I also had the green end of a leek, so I softened that and roasted the roots whilst cooking the tea last night. I then boiled it with stock and spices (2 tsp cumin, 1 tsp ground coriander, half a tsp of lazy chilli from a jar) and left it covered overnight. No need for a fridge, we are having a cold spell here at the moment. We always do once we start putting plants outside.

Today I added some lazy garlic from a jar, a touch more chilli and reduced it to a smooth consistency with a stick blender. I tried to leave  afew flecks of red, but they didn’t stand uput in the finished soup. Sometimes I use finely chopped red chillis – they stand out better.

The result was a nice beige soup with an interesting flavour and a touch of mild heat. I’m not sure that it needed the ground coriander, as I can never really taste it when I use stronger tasting spices.

Finally I added a spoonful of turmeric to brighten it up a bit. I’m not sure if the photos show it, but you get a slightly brighter orange/yellow soup when you do that.

Things I didn’t add – mushrooms and kale (despite kale being virtually compulsory in recipes these days.
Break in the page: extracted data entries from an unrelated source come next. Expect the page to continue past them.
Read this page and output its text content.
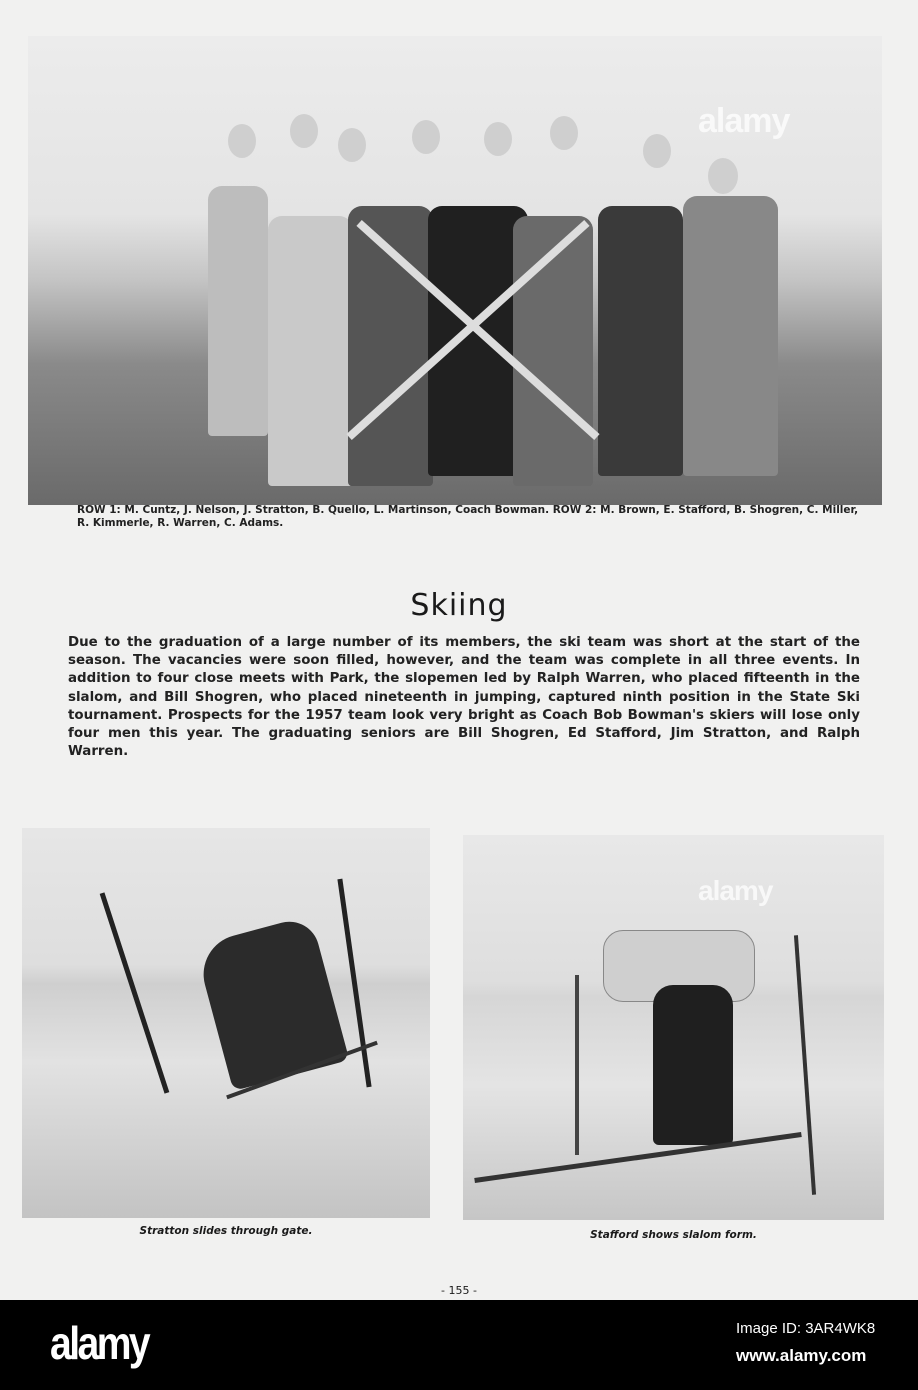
alamy
ROW 1: M. Cuntz, J. Nelson, J. Stratton, B. Quello, L. Martinson, Coach Bowman. ROW 2: M. Brown, E. Stafford, B. Shogren, C. Miller, R. Kimmerle, R. Warren, C. Adams.
Skiing
Due to the graduation of a large number of its members, the ski team was short at the start of the season. The vacancies were soon filled, however, and the team was complete in all three events. In addition to four close meets with Park, the slopemen led by Ralph Warren, who placed fifteenth in the slalom, and Bill Shogren, who placed nineteenth in jumping, captured ninth position in the State Ski tournament. Prospects for the 1957 team look very bright as Coach Bob Bowman's skiers will lose only four men this year. The graduating seniors are Bill Shogren, Ed Stafford, Jim Stratton, and Ralph Warren.
Stratton slides through gate.
alamy
Stafford shows slalom form.
- 155 -
alamy	Image ID: 3AR4WK8
www.alamy.com
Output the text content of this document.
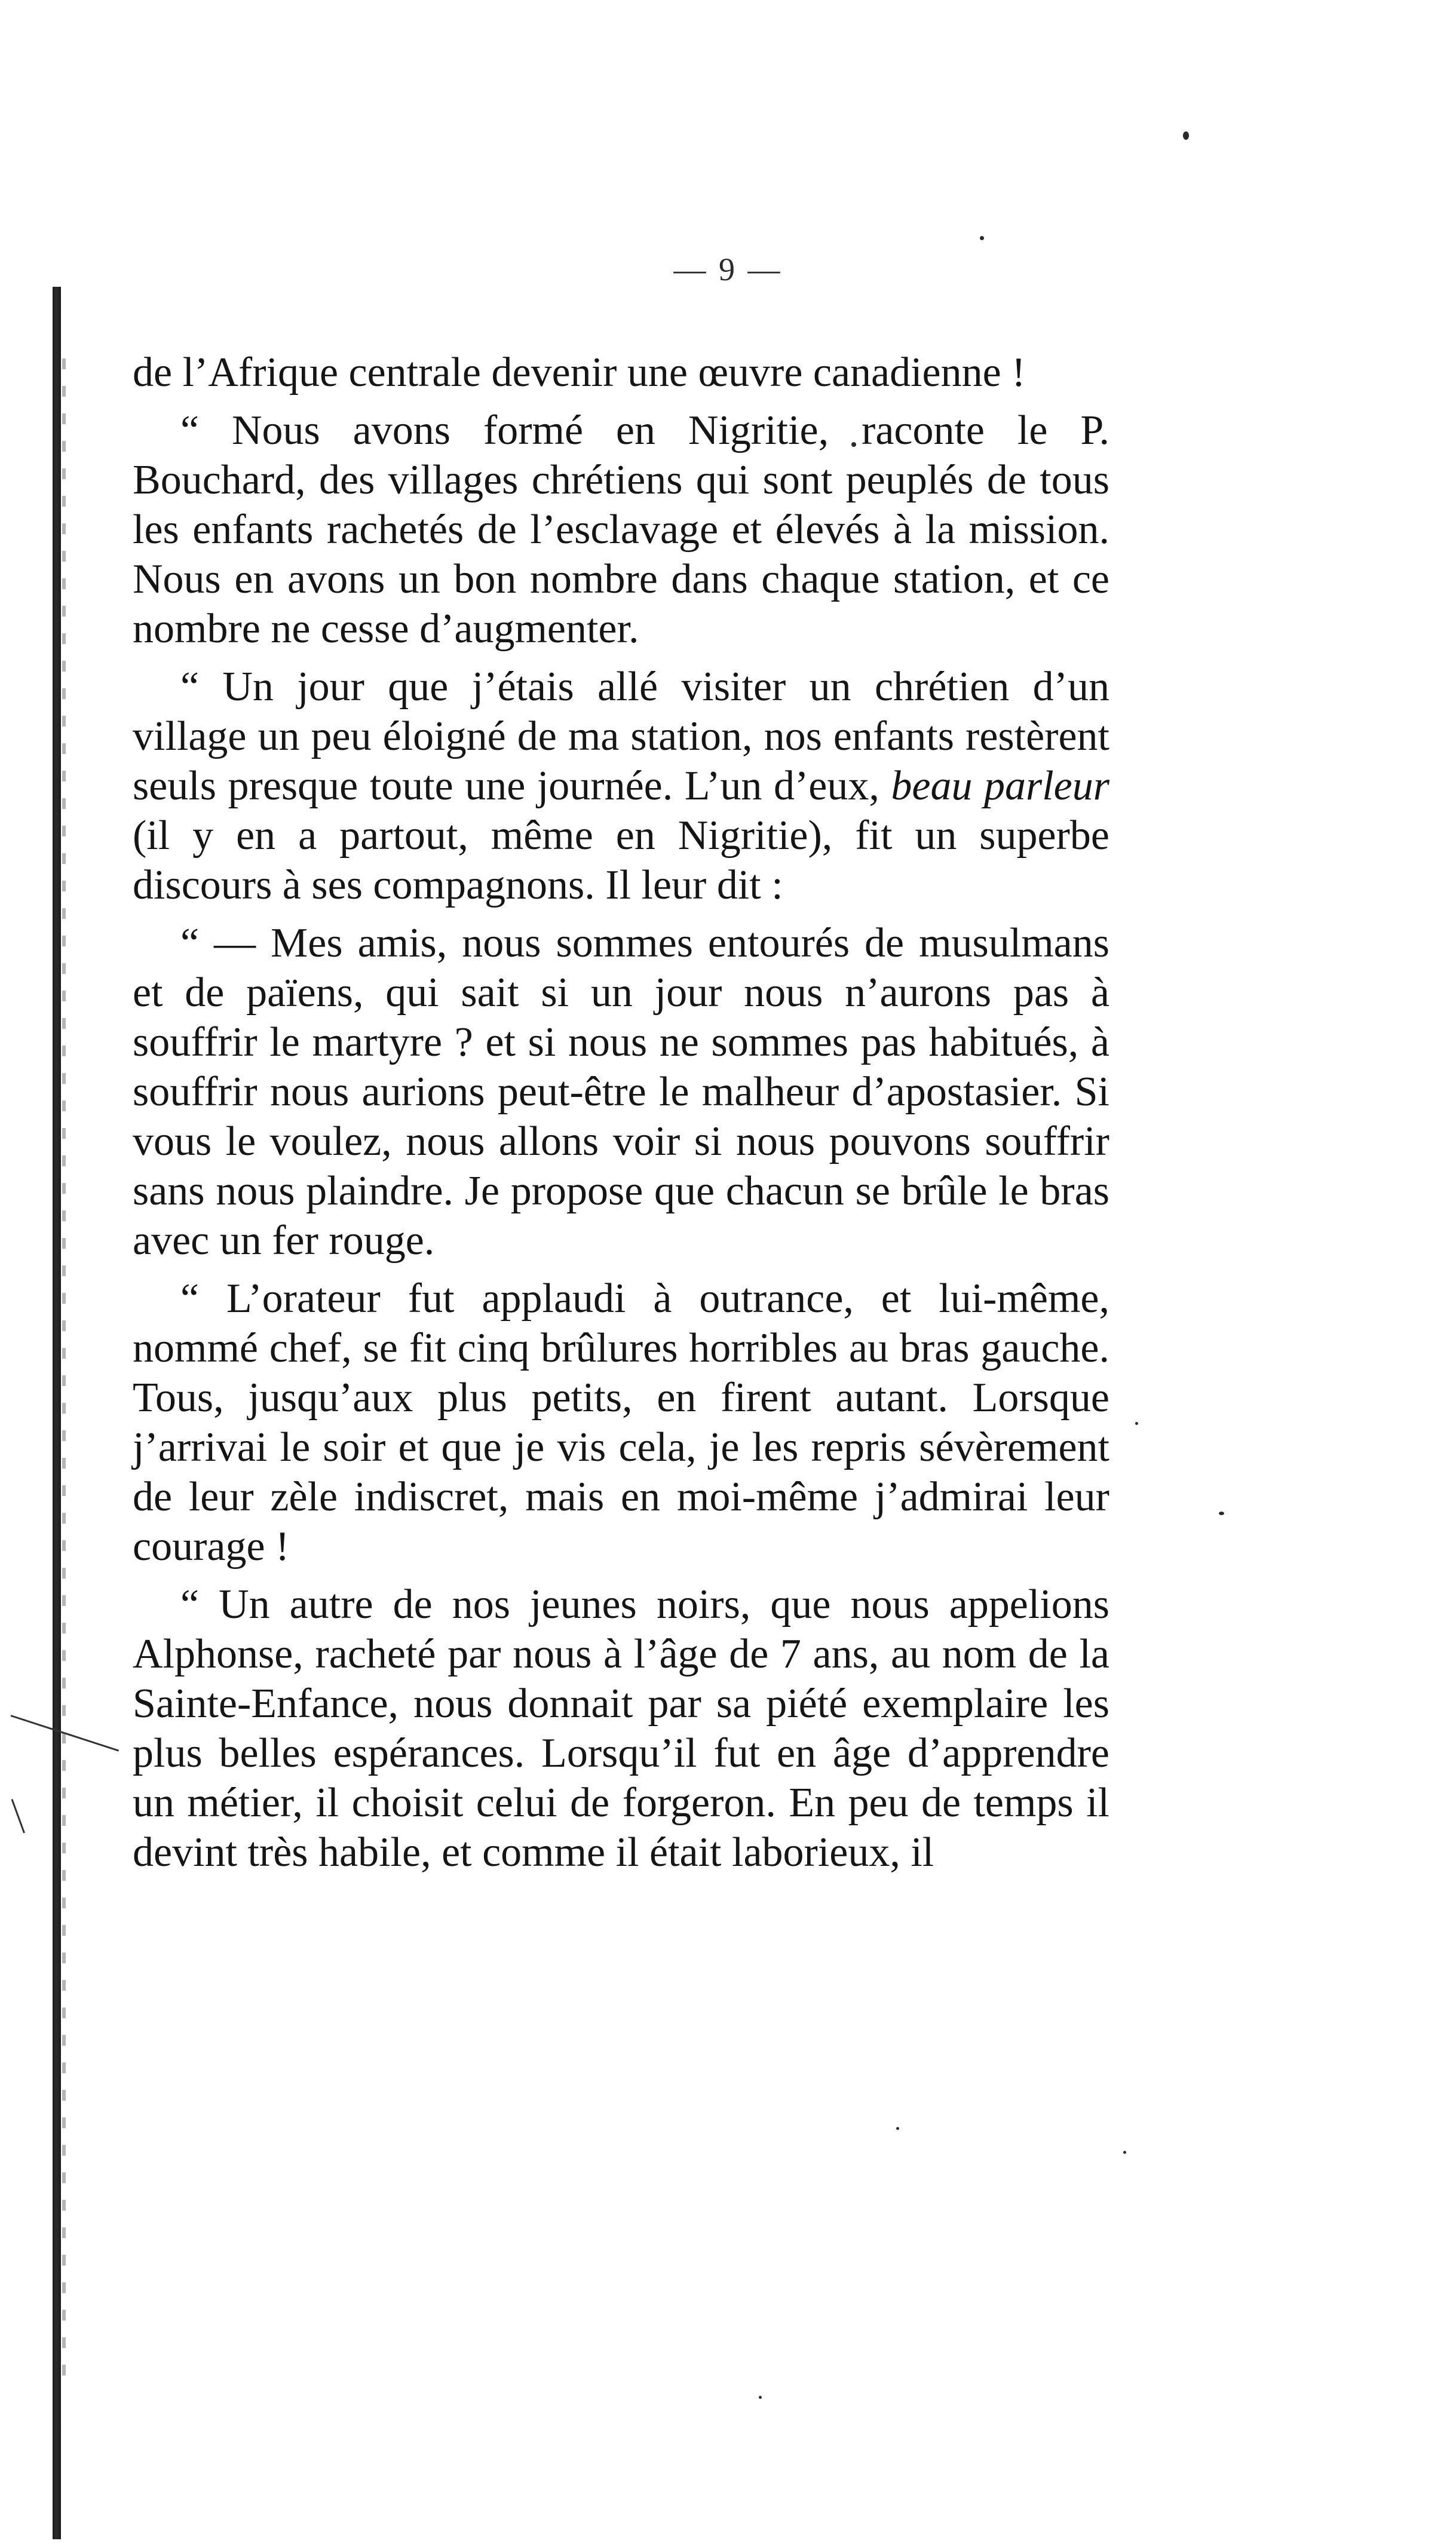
— 9 —

de l’Afrique centrale devenir une œuvre canadienne !

“ Nous avons formé en Nigritie, raconte le P. Bouchard, des villages chrétiens qui sont peuplés de tous les enfants rachetés de l’esclavage et élevés à la mission. Nous en avons un bon nombre dans chaque station, et ce nombre ne cesse d’augmenter.

“ Un jour que j’étais allé visiter un chrétien d’un village un peu éloigné de ma station, nos enfants restèrent seuls presque toute une journée. L’un d’eux, beau parleur (il y en a partout, même en Nigritie), fit un superbe discours à ses compagnons. Il leur dit :

“ — Mes amis, nous sommes entourés de musulmans et de païens, qui sait si un jour nous n’aurons pas à souffrir le martyre ? et si nous ne sommes pas habitués, à souffrir nous aurions peut-être le malheur d’apostasier. Si vous le voulez, nous allons voir si nous pouvons souffrir sans nous plaindre. Je propose que chacun se brûle le bras avec un fer rouge.

“ L’orateur fut applaudi à outrance, et lui-même, nommé chef, se fit cinq brûlures horribles au bras gauche. Tous, jusqu’aux plus petits, en firent autant. Lorsque j’arrivai le soir et que je vis cela, je les repris sévèrement de leur zèle indiscret, mais en moi-même j’admirai leur courage !

“ Un autre de nos jeunes noirs, que nous appelions Alphonse, racheté par nous à l’âge de 7 ans, au nom de la Sainte-Enfance, nous donnait par sa piété exemplaire les plus belles espérances. Lorsqu’il fut en âge d’apprendre un métier, il choisit celui de forgeron. En peu de temps il devint très habile, et comme il était laborieux, il
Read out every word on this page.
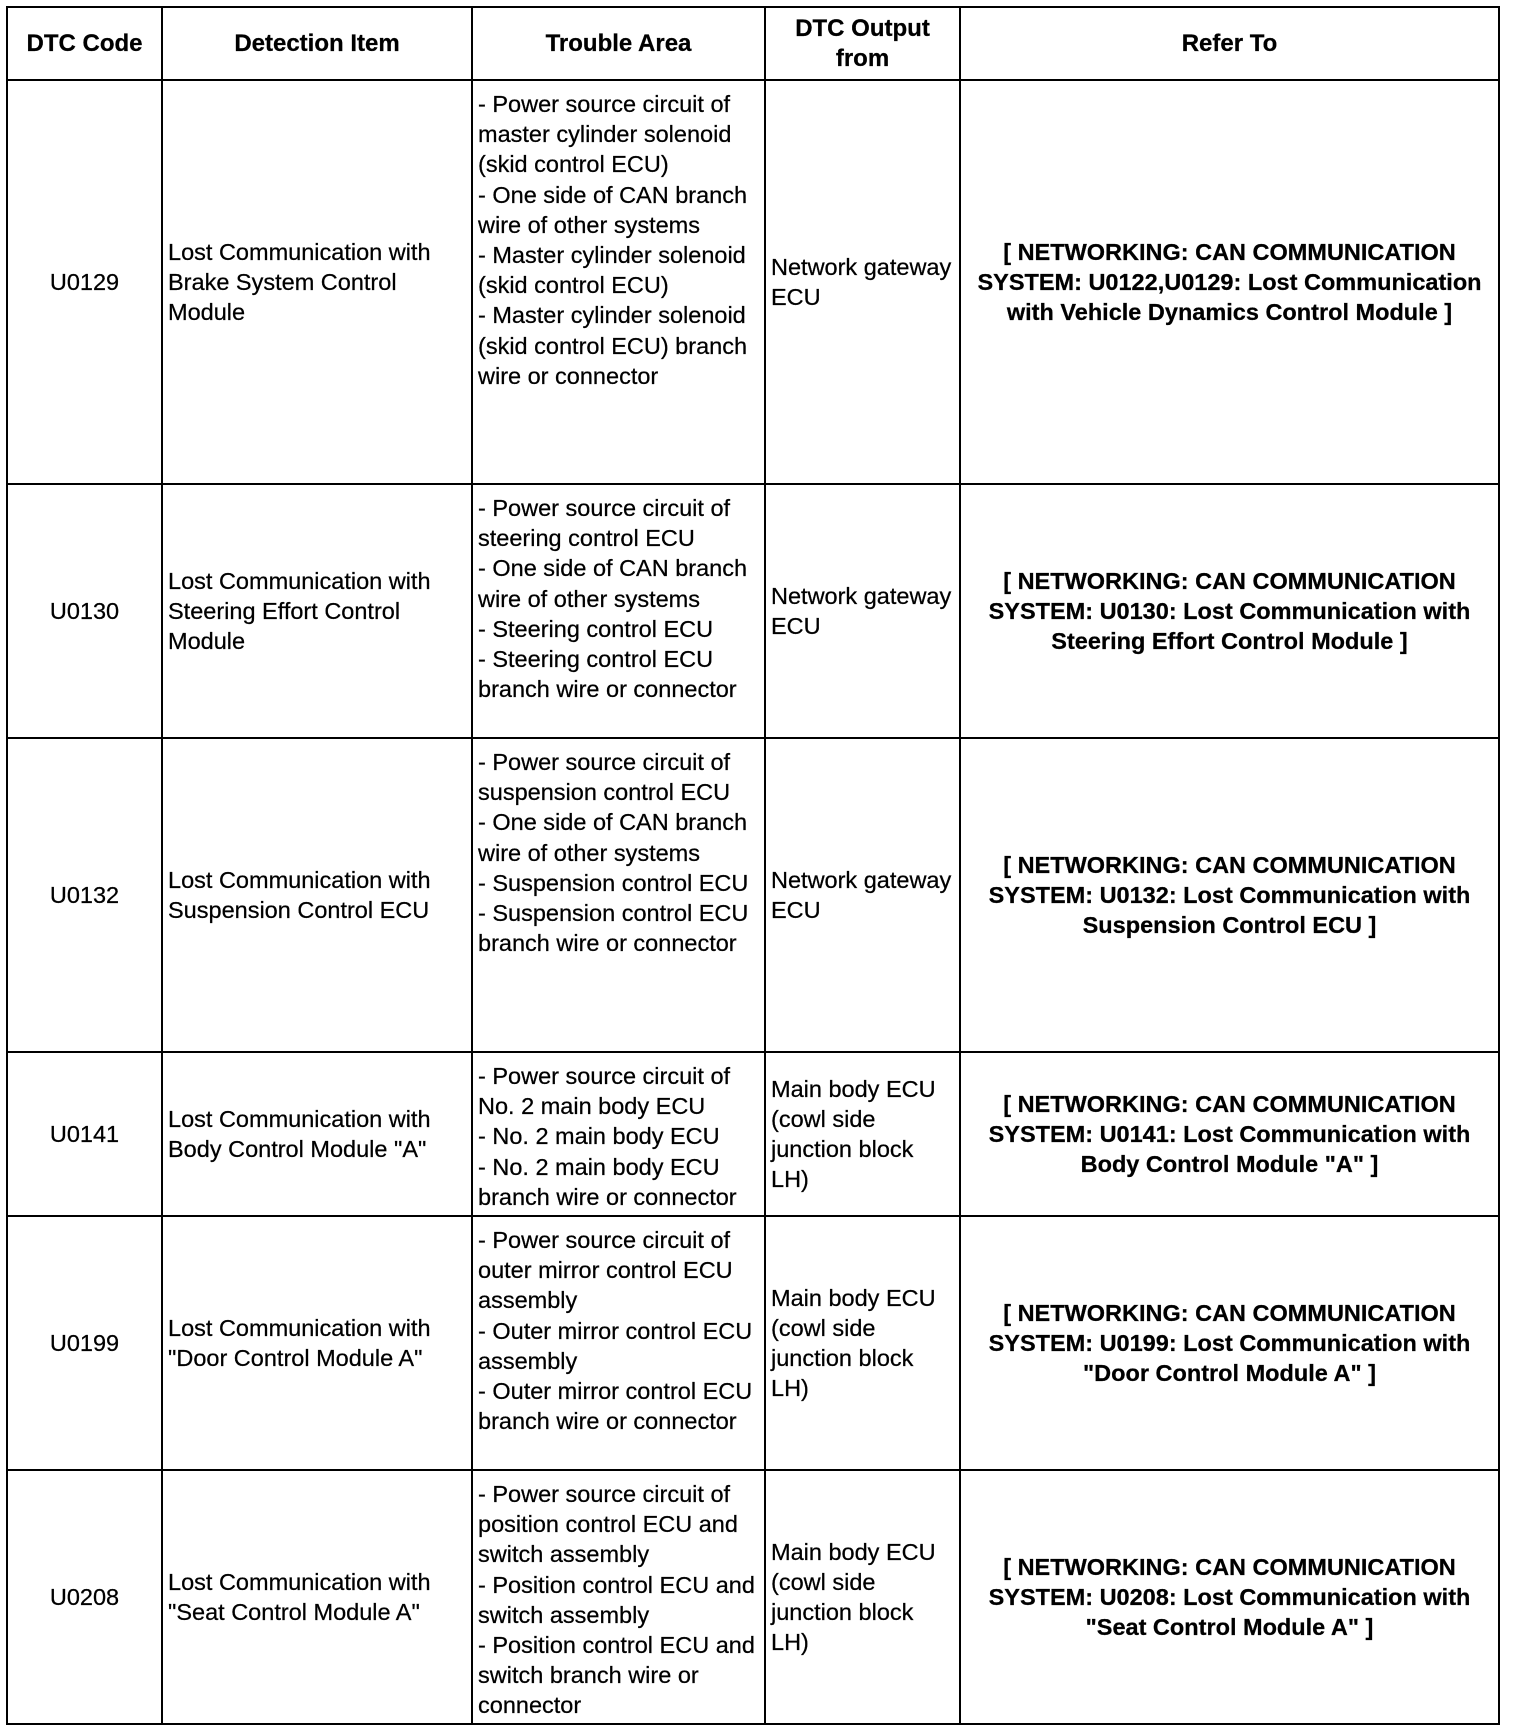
DTC Code	Detection Item	Trouble Area	DTC Output from	Refer To
U0129	Lost Communication with Brake System Control Module	- Power source circuit of master cylinder solenoid (skid control ECU)
- One side of CAN branch wire of other systems
- Master cylinder solenoid (skid control ECU)
- Master cylinder solenoid (skid control ECU) branch wire or connector	Network gateway ECU	[ NETWORKING: CAN COMMUNICATION SYSTEM: U0122,U0129: Lost Communication with Vehicle Dynamics Control Module ]
U0130	Lost Communication with Steering Effort Control Module	- Power source circuit of steering control ECU
- One side of CAN branch wire of other systems
- Steering control ECU
- Steering control ECU branch wire or connector	Network gateway ECU	[ NETWORKING: CAN COMMUNICATION SYSTEM: U0130: Lost Communication with Steering Effort Control Module ]
U0132	Lost Communication with Suspension Control ECU	- Power source circuit of suspension control ECU
- One side of CAN branch wire of other systems
- Suspension control ECU
- Suspension control ECU branch wire or connector	Network gateway ECU	[ NETWORKING: CAN COMMUNICATION SYSTEM: U0132: Lost Communication with Suspension Control ECU ]
U0141	Lost Communication with Body Control Module "A"	- Power source circuit of No. 2 main body ECU
- No. 2 main body ECU
- No. 2 main body ECU branch wire or connector	Main body ECU (cowl side junction block LH)	[ NETWORKING: CAN COMMUNICATION SYSTEM: U0141: Lost Communication with Body Control Module "A" ]
U0199	Lost Communication with "Door Control Module A"	- Power source circuit of outer mirror control ECU assembly
- Outer mirror control ECU assembly
- Outer mirror control ECU branch wire or connector	Main body ECU (cowl side junction block LH)	[ NETWORKING: CAN COMMUNICATION SYSTEM: U0199: Lost Communication with "Door Control Module A" ]
U0208	Lost Communication with "Seat Control Module A"	- Power source circuit of position control ECU and switch assembly
- Position control ECU and switch assembly
- Position control ECU and switch branch wire or connector	Main body ECU (cowl side junction block LH)	[ NETWORKING: CAN COMMUNICATION SYSTEM: U0208: Lost Communication with "Seat Control Module A" ]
I thought mushrooms would be confusing, though they do need using soon, and I couldn’t be bothered to take the kale off the stalks (I didn’t want to spoil the consistency by putting stalks in. I was going to put kale in at the end rather than boil it with the rest of the veg.)

It made far more than we needed and we will be having it tomorrow too. And Friday. However, it’s good and cheap and you can have sandwiches with it so it helps dodge the salads.

The one on the left has no added colour, the one on the right has the turmeric added. The one in the header picture was taken with flash, which made it look a richer colour and wasn’t a fair comparison to the original beige.